Sample to demonstrate JWT integration with Java EE Security 1.0 (Soteria RI)
| Username | Password | Roles |
|---|---|---|
| payara | fish | ADMIN_ROLE, USER_ROLE |
| duke | secret | USER_ROLE |
http://localhost:8080/security-jwt-example/api/auth/login?name=duke&password=secret&rememberme=false
| EndPoint | HTTP Method | Roles Allowed |
|---|---|---|
| http://localhost:8080/security-jwt-example/api/sample/read | GET | ANONYMOUS, USER_ROLE, ADMIN_ROLE |
| http://localhost:8080/security-jwt-example/api/sample/write | POST | USER_ROLE, ADMIN_ROLE |
| http://localhost:8080/security-jwt-example/api/sample/delete | DELETE | ADMIN_ROLE |
Whenever the user wants to access a protected resource, the user agent send the JWT in the Authorization header using the Bearer schema.
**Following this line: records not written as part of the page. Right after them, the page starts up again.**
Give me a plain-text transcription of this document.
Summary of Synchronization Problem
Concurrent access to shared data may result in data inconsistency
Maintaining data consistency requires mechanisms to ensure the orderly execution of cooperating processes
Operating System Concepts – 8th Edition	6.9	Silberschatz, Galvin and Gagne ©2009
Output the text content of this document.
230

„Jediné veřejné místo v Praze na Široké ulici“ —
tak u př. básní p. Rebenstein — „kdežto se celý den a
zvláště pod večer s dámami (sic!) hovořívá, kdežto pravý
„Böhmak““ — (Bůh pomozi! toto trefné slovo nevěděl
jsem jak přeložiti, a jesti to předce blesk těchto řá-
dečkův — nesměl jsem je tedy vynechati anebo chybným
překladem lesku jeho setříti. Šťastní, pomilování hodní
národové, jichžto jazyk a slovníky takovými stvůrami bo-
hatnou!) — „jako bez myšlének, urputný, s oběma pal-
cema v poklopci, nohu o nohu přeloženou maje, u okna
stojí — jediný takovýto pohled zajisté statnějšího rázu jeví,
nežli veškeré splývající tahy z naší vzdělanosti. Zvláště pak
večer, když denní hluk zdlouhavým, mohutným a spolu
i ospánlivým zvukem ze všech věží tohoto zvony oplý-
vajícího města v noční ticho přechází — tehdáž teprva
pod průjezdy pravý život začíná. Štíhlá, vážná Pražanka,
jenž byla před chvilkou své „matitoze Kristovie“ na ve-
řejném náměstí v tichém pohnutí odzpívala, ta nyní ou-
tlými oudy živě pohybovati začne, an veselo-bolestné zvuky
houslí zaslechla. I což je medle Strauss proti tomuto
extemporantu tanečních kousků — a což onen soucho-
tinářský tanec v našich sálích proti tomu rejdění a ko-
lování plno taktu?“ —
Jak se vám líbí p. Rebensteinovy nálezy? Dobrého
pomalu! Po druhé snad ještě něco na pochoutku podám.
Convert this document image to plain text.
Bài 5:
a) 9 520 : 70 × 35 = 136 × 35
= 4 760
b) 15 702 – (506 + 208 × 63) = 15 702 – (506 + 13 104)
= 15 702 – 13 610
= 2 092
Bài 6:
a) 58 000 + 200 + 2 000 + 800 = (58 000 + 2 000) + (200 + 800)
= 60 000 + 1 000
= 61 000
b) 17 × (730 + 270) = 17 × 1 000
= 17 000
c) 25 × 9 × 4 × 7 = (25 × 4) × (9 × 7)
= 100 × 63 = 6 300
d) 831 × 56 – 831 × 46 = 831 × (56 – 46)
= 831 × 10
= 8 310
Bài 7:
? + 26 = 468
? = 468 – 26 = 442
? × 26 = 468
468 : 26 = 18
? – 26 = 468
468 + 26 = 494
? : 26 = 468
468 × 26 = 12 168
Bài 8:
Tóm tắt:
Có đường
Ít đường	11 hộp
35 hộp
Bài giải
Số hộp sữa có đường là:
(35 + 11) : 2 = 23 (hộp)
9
The content of the header should look like the following:
Authorization: Bearer <token>
This is a stateless authentication mechanism as the user state is never saved in server memory. The server's protected routes will check for a valid JWT in the Authorization header, and if it's present, the user will be allowed to access protected resources.
Whenever the user wants to access a protected resource, the user agent would automatically include the JWT in the cookie with JREMEMBERMEID key.
It does not require state to be stored on the server because the JWT encapsulates everything the server needs to serve the request.